I have a book that I've been working on since I was sixteen. The good news is that it's always getting better and I'm going to begin shopping it around soon to agents (yay!). The bad news is that it's a book I started when I was sixteen. It's taken A LOT of work to get it into a readable format. The basic story has always been strong (that's why I've continued fussing with it rather than shelving it like so many other failed projects), but the writing was...well let's just say I didn't pay attention in high school English as much as I should have done.

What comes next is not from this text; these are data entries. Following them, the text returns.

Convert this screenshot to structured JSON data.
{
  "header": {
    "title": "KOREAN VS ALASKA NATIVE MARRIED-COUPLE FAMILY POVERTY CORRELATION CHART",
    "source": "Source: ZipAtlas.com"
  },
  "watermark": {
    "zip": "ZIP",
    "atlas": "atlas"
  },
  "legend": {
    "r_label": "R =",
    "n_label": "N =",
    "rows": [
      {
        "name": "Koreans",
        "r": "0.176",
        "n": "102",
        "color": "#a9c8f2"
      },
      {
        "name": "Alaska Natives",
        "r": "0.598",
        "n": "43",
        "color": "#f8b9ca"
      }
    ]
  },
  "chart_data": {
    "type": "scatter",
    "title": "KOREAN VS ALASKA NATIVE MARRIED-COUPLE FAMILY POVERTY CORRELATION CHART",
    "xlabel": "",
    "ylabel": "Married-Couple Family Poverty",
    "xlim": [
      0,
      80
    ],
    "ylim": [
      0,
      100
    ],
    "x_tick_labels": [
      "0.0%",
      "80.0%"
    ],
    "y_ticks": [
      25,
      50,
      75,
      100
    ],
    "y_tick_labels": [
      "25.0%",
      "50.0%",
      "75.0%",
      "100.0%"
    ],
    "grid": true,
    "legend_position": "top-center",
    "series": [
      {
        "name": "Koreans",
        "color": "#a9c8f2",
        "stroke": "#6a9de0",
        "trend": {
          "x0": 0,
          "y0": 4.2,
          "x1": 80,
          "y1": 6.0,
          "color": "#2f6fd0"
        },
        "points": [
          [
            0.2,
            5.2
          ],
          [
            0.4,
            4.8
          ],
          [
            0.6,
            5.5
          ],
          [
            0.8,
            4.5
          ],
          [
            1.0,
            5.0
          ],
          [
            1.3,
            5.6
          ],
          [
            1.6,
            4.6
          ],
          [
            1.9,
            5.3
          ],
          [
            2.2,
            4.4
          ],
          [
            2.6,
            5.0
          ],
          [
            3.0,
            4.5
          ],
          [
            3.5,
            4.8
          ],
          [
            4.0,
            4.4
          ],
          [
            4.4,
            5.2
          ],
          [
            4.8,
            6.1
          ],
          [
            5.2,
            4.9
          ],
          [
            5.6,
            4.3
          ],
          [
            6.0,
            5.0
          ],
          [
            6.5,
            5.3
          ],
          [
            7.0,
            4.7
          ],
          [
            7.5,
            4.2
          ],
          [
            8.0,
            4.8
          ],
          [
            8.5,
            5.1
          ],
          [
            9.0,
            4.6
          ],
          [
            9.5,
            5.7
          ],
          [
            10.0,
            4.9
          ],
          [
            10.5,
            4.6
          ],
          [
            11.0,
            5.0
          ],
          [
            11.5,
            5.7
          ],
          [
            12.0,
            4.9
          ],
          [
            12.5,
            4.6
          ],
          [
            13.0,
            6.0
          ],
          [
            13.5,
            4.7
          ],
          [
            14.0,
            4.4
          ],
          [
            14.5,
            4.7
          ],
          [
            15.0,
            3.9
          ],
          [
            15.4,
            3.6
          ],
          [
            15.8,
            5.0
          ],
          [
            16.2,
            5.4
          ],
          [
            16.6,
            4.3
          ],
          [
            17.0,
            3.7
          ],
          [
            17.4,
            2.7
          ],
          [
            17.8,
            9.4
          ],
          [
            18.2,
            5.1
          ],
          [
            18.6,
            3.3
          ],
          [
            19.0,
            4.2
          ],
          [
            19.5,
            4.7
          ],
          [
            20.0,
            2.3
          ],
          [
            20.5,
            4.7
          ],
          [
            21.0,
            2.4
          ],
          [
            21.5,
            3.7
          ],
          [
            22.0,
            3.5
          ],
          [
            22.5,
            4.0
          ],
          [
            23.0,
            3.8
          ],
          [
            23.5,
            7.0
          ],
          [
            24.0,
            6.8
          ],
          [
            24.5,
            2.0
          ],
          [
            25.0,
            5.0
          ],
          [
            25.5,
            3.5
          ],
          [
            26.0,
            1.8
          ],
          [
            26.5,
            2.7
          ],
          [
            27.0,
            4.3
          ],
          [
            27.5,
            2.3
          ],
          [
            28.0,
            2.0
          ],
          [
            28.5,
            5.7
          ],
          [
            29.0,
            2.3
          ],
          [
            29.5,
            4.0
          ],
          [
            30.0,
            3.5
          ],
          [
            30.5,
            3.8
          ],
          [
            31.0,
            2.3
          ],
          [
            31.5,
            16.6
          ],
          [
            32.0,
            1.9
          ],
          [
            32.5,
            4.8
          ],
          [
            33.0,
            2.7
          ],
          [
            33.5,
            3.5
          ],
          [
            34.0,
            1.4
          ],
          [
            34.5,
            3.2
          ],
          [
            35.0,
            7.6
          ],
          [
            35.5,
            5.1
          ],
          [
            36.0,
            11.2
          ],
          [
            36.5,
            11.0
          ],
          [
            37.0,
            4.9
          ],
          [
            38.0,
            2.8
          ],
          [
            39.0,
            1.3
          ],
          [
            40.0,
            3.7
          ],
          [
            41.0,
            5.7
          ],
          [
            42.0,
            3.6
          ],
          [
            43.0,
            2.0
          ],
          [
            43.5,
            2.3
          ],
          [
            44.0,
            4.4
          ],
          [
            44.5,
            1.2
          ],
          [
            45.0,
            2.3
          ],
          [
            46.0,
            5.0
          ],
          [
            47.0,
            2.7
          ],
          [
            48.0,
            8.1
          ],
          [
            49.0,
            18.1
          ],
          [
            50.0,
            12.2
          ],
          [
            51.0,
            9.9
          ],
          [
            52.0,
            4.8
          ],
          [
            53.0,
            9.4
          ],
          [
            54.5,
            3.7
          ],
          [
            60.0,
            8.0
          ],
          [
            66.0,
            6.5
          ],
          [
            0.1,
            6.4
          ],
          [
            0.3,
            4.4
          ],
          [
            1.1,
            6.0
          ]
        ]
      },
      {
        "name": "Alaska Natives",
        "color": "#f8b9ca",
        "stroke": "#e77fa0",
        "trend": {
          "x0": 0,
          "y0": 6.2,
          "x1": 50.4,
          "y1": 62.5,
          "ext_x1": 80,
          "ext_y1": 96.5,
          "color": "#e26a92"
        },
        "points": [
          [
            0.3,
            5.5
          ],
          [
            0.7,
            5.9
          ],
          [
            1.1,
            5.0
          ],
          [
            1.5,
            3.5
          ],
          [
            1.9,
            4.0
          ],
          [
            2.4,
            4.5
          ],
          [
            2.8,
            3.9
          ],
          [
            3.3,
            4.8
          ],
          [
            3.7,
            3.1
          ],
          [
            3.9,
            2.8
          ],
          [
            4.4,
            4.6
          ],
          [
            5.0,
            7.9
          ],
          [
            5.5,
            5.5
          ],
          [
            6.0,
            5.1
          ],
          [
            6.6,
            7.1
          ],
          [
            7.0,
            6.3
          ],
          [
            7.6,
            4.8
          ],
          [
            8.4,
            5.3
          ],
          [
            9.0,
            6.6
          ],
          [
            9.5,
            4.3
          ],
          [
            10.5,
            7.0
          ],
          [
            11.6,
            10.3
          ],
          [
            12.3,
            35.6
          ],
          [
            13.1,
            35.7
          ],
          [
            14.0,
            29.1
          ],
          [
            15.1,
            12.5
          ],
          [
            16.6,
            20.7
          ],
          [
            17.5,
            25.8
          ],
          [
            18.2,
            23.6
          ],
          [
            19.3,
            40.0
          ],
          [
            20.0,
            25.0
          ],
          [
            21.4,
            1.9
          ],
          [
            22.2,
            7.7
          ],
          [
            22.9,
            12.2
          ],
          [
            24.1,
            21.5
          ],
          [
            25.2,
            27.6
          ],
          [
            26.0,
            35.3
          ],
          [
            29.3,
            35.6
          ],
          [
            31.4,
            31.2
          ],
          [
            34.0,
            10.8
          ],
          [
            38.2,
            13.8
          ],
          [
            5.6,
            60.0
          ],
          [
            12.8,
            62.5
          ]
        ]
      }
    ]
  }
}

So now that I've struggled through the mire of mucky grammar and the sands of shifting tenses, I have come to the point where I get to fine tune. Right? And then I realized that the whole second act (the longest and, some might argue, the most important) took place in an apartment...well, more specifically a single room of the apartment. The main character, Erick, looks out the windows and has interactions with the immediate surroundings, but he never leaves that room.
Problem.
He is in hiding so it makes sense for him to be laying low, but the one room, I feel, gets really dull after a while. There supporting character, Sarah, is there with Erick and she gets to explore a bit more, but the story doesn't follow her. We only get to hear about what she's seen. I tinkered, I tailored, I soldiered on, and in the end, I knew I would have to use a spy to force Erick out of the apartment.
And that's what I did. It added drama, pushed Erick forward in the plot and gave him additional motivation to become who he needed to become.
Have any of you ever had similar problems where a character's gotten stuck in a rut? Maybe it was like my situation where the story was good but the location was growing stale?